El piloto de la calefacción salta cuando menos se lo espera uno, dejando la casa helada para el resto del día. La conexión a internet continúa fallando a ratos y, de pronto, cuando eso sucede, las páginas sólo son pantallas en blanco con mensajes en los que avisan de este modo: “Internet Explorer no puede mostrar la página web”. El teléfono fijo suena una vez al día, en horario de mañana. Si uno lo descuelga, alguien dice llamar desde Jazztel, o desde Ediciones del Coleccionista, o desde cualquier empresa dispuesta a torturar al oyente durante veinte minutos para venderle una ganga. En esas cuestiones, el chico bueno y paciente se ha acabado, y uno lo resuelve en tres segundos, los que se tarda en decir: “¡No me interesa, gracias!”, y colgar antes de que puedan añadir una palabra o una excusa o siquiera despedirse. Afuera, se oye al chatarrero por un altavoz, anunciando su llegada en el camión.
Si abre uno la ventana, los hedores a orín ascienden desde la acera, desde las ruedas y las puertas de los coches y desde las esquinas de los zaguanes. Cada día más fuertes. Tanto, que hay que dejar de respirar para no marearse. Las palomas desertan de las cornisas próximas, con un vuelo asustado, cuando uno sube la persiana o se asoma. Allá donde mires descubres su rastro de mierda, que en ocasiones parece un cuadro abstracto de algún impostor del arte. Junto al pis sube un estruendo que hace asomar a los vecinos de sus casas y apostarse en la entrada a los dueños de las teterías y de otros negocios, para ver el espectáculo: un fulano tira objetos arrumbados en uno de esos remolques en los que los obreros apilan la tierra removida, los cascotes, los muebles que ya no sirven y los ladrillos rotos. Por fin saca un lavabo y lo parte contra el suelo, dejándolo caer tres o cuatro veces. Del lavabo roto extrae el grifo y se lo da, nadie sabe por qué, a la alcohólica tumbada en un jergón junto a uno de los bancos de la plaza. En el portal hay albañiles en mitad de un chaperón. Si sale uno afuera, en las aceras debe esquivar los muebles caídos, las grandes manchas de orina que cubren el suelo, los cagajones de los perros. Un coche mal aparcado provoca una cola de tres coches y sus dueños, frenéticos, aporrean el claxon. Se cruzan palabras airadas entre los que esperan y quien los ha hecho esperar con su vehículo. En la calle, tendido sobre la rejilla de calefacción del metro, un ser humano envuelto en una alfombra. Sólo se le ven los zapatos. Por tanto, no se sabe su sexo. Parece un cadáver recién empaquetado por la mafia. Nadie se detiene a comprobar si aún le late el corazón. Tú tampoco, ya que te has acostumbrado a que sea el lecho de los vagabundos, siempre tapados hasta la coronilla para que no les perturben la luz y el ruido. Jóvenes policías piden la documentación a los camellos. Un grupo de hombres comparte un cartón de vino y dos litronas. Dos negros cantan alguna canción tribal, que suena a africano, y mientras tanto danzan por la acera. Recuerdan a los bailes que se pegaban en el escenario los hermanos Jake y Elwood, o sea, The Blues Brothers.

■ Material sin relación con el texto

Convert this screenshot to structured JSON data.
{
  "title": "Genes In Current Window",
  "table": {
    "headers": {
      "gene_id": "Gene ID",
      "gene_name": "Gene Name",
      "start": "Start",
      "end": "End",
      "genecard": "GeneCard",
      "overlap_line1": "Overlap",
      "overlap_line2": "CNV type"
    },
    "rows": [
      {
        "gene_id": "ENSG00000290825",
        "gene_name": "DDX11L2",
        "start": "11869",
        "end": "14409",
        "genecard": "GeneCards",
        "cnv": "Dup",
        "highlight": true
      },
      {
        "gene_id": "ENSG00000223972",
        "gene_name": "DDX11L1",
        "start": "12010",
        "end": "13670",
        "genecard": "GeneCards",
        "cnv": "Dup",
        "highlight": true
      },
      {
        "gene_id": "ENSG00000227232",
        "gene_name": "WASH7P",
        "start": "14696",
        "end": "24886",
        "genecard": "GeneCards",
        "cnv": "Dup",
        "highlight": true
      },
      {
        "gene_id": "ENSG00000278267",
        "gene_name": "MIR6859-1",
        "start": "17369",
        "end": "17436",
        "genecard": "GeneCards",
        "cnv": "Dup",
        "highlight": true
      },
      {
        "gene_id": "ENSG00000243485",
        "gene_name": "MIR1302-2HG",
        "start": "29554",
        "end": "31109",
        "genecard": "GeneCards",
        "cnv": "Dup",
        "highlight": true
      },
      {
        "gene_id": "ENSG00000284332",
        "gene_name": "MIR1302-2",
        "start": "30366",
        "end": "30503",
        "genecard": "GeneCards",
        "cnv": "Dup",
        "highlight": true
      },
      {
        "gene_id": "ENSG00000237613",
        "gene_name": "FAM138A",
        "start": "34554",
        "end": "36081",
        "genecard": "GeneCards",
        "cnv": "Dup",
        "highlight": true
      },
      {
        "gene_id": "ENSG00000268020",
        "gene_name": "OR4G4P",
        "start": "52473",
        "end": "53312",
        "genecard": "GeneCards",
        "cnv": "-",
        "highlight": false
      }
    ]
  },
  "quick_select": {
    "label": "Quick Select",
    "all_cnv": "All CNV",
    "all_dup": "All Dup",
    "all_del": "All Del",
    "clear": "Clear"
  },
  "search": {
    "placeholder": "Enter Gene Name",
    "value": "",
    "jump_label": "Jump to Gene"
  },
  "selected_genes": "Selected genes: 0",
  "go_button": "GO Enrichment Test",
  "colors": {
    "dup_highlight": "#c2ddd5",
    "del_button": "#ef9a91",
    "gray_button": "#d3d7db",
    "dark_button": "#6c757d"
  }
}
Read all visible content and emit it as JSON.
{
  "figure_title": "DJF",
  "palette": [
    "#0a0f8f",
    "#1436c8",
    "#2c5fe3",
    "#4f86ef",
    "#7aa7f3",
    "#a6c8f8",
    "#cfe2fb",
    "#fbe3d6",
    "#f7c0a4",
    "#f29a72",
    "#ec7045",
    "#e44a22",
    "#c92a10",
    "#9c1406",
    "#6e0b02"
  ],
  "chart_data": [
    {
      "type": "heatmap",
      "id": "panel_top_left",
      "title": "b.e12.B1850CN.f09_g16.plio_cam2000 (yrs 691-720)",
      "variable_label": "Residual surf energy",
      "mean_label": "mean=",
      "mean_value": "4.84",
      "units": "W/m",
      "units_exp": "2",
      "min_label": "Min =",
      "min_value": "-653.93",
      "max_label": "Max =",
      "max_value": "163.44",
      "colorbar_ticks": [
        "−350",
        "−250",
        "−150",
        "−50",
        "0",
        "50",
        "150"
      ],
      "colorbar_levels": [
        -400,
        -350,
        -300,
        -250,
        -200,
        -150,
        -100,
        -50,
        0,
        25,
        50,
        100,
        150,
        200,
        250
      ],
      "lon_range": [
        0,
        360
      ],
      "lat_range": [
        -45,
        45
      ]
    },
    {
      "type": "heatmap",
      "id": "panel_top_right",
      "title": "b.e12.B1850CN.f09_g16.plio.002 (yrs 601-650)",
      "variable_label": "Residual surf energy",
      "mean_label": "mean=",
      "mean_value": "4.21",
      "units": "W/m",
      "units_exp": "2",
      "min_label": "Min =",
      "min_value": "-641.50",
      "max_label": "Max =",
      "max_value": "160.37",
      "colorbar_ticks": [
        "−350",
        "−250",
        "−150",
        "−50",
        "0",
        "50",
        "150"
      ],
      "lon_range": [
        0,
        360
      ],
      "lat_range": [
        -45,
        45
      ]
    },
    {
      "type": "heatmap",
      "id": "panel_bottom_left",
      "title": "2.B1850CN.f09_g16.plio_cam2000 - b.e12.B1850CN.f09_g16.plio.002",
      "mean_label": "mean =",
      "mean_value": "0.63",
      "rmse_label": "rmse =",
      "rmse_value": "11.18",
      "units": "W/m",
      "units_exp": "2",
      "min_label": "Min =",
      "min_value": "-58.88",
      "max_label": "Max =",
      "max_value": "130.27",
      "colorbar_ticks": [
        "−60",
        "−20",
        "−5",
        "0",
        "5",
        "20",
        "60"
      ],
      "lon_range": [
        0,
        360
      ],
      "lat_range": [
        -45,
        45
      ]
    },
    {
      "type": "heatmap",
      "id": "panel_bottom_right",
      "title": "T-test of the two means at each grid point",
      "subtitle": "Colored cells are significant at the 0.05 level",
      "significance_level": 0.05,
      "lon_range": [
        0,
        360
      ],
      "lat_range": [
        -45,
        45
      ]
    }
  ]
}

En las noticias de la televisión, en la prensa, una palabra sobresale del resto: “Crispación”. Crispación política, crispación vecinal, crispación de famosos de medio pelo. Las tiendas están abiertas a la una de la tarde y también a las siete y media, lo cual es un lujo. En las calles no falta la gente, tampoco en los vagones del metro. Se notan las prisas, el ruido, el jolgorio, el ritmo desenfadado cuando se aproxima la noche. Al acostarse, uno concilia el sueño en seguida porque su sueño lo arropa el ruido nocturno, al que está habituado. Efectivamente, no hay duda: estamos en España.